Between 2017 and 2022, India was the largest arms export market for Russia, followed by China, according to statistics from the Stockholm International Peace Research Institute. Fighting Indian soldiers armed with Russian equipment may not be fun for China, but it’s certainly a lucrative business for Russia.

Before the war, “Russia was very stubborn and [would] say, ‘Oh, you’re not in a position, China, to dictate us our choices to whom we sell weapons. But I think that China will be in this position probably five years down the road,” said Alexander Gabuev, an expert on Russia-China relations with the Carnegie Endowment for International Peace, a think tank.

India, for its part, is trying to keep an open relationship with Putin. New Delhi, like Beijing, is snapping up cheap oil, even though it’s also eager to maintain strong ties with the U.S.”

A $4.4 billion US destroyer was touted as one of the most advanced ships in the world. Take a look at the USS Zumwalt, which has since been called a ‘failed ship concept.’

“Despite their cost, the Zumwalts have been plagued by equipment problems. Soon after its commissioning in 2016, the USS Zumwalt broke down in the Panama Canal. The second ship in its class, the USS Michael Monsoor, failed during sea trials the following year.

As a 2018 report from Military Watch Magazine noted the Zumwalts “suffered from poorly functioning weapons, stalling engines, and an underperformance in their stealth capabilities, among other shortcomings.”

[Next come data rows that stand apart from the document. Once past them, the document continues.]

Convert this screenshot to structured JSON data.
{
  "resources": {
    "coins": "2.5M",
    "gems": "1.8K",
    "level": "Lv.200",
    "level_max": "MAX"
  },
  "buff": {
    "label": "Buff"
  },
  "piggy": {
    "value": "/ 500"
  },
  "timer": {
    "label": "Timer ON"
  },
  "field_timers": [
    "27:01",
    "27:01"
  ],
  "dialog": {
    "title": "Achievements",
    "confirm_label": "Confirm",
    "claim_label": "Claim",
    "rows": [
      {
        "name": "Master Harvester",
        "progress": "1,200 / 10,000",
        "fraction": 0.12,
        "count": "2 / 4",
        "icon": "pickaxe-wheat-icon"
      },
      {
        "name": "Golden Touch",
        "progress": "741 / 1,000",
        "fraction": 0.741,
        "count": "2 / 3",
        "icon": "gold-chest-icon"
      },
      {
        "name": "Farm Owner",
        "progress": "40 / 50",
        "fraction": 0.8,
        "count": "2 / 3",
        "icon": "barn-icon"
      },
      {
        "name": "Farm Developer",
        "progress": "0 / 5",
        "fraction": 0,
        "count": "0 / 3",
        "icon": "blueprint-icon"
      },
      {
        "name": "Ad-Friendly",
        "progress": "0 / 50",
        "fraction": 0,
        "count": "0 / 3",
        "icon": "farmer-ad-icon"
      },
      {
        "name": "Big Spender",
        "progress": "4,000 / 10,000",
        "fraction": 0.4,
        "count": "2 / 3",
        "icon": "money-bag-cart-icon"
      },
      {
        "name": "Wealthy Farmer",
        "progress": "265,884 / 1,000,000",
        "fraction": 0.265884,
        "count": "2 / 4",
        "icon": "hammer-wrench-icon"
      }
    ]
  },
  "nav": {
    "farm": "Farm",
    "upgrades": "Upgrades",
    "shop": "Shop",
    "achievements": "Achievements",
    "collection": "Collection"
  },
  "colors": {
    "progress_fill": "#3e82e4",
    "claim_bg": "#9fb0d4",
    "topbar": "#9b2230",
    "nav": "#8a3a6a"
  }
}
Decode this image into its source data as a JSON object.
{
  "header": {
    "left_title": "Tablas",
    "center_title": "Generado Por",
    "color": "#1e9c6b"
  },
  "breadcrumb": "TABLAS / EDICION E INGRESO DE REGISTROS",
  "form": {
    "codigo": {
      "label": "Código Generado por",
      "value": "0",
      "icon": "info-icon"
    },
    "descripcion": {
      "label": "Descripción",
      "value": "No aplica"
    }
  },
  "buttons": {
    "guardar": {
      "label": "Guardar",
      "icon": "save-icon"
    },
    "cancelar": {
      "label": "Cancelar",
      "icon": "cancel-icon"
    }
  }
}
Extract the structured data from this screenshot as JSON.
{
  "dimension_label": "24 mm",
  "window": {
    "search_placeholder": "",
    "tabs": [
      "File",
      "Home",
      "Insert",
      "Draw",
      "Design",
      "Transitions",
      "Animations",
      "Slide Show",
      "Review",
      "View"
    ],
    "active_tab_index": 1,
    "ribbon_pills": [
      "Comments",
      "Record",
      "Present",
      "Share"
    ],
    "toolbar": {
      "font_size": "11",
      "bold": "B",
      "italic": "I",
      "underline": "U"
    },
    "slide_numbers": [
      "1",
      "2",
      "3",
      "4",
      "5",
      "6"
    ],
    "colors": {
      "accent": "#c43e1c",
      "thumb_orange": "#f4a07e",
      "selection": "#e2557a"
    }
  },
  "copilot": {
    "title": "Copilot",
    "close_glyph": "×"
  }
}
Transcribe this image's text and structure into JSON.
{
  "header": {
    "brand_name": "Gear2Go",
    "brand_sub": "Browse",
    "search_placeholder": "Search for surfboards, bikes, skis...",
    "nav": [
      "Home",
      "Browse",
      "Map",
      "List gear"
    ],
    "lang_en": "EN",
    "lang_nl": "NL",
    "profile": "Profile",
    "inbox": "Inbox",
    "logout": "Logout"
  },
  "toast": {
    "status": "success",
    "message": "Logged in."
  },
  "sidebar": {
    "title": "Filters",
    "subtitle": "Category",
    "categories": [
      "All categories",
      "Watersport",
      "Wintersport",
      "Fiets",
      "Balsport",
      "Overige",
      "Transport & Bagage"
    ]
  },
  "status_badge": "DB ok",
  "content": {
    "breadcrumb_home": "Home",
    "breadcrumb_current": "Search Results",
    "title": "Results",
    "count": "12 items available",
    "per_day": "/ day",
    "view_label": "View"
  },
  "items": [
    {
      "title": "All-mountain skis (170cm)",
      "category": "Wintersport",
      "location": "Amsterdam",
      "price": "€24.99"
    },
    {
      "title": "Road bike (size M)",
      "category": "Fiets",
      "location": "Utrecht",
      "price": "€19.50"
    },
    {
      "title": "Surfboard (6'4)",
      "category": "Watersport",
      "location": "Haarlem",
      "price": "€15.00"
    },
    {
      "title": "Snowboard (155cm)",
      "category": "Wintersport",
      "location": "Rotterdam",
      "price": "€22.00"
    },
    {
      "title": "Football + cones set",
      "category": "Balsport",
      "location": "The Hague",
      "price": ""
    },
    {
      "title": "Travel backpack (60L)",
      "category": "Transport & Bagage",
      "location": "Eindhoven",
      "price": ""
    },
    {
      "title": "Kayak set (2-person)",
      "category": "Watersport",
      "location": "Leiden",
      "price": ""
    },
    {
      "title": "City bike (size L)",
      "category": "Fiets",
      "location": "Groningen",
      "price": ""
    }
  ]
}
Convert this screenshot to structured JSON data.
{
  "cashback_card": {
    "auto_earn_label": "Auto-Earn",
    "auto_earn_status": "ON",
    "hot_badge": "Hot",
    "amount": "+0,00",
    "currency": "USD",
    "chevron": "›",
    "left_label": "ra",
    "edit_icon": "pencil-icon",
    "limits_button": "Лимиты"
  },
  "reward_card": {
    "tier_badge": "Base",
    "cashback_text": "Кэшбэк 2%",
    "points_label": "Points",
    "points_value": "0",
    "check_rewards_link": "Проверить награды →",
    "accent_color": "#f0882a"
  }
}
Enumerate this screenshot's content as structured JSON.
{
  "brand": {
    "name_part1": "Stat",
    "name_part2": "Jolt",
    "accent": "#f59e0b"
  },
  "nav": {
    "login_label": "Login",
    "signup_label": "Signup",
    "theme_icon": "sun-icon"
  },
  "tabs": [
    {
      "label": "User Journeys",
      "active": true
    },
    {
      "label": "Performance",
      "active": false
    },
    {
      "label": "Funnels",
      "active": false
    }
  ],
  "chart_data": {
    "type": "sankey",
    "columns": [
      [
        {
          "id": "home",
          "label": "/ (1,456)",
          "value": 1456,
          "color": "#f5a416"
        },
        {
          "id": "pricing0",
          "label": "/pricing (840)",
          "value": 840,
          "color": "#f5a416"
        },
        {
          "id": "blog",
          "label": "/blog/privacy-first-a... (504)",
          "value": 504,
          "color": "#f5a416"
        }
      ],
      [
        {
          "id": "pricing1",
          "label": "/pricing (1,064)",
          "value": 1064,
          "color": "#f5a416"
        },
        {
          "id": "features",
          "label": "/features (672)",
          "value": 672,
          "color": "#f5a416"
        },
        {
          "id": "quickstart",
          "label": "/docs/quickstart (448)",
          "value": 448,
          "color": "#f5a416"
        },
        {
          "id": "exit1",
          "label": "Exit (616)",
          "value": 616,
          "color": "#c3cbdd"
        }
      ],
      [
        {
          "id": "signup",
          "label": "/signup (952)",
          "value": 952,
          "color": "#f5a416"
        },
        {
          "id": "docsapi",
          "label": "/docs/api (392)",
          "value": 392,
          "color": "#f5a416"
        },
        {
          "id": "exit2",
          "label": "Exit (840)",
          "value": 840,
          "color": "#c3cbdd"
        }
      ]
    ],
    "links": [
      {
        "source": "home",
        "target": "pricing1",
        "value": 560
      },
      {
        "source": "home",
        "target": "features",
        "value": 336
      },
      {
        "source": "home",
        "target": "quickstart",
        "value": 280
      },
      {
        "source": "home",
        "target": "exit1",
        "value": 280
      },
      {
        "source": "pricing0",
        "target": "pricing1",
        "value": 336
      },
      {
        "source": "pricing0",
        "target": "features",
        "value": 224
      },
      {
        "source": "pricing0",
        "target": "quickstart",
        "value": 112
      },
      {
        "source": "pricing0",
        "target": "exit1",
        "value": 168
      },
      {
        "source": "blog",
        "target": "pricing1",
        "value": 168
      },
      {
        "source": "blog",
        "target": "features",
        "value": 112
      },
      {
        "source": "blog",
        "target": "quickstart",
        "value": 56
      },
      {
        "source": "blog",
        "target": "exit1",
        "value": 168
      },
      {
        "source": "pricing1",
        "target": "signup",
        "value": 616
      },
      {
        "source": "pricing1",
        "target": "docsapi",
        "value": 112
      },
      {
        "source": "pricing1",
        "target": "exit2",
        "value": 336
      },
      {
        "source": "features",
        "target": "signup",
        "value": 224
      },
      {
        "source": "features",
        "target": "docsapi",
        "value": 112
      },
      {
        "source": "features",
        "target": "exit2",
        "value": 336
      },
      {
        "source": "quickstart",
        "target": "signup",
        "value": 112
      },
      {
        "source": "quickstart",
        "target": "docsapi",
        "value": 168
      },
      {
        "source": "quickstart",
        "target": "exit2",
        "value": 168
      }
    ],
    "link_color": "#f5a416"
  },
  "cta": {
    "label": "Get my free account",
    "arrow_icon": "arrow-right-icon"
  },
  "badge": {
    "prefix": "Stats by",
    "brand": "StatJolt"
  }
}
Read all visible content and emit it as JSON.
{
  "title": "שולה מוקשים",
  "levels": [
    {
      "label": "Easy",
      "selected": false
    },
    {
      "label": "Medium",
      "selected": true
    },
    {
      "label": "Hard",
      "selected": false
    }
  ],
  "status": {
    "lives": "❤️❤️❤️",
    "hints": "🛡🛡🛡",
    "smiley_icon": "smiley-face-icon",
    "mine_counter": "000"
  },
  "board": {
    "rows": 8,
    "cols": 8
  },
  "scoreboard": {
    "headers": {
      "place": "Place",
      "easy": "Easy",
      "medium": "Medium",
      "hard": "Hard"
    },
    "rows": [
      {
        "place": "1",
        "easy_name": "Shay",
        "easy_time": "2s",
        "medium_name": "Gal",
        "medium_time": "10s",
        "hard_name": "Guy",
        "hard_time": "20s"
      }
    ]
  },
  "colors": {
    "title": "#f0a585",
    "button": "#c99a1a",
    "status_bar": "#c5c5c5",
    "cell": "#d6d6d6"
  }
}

“They have almost entirely failed to fulfill the originally intended role of multipurpose destroyer warships, while the scale of cost overruns alone brings the viability of the program into question even if the destroyers were able to function as intended,” the outlet said.

The Zumwalts lack several vital features, including anti-ship missiles, anti-submarine torpedoes, and long-range area-air defense missiles, the military expert Sebastian Roblin wrote in a 2021 National Interest article. Roblin called the destroyers an “ambitious but failed ship concept.”

And, noted Roblin, their weaponry wasn’t cheap. The ship’s long-range land-attack projectile guided shells cost roughly $800,000 each — about the same price as a cruise missile. The munitions were eventually canceled, considered too pricey to merit producing.

Roblin said the Zumwalt was produced based on “unrealistic” estimates that banked on minimal cost, despite coming in 50% over budget.”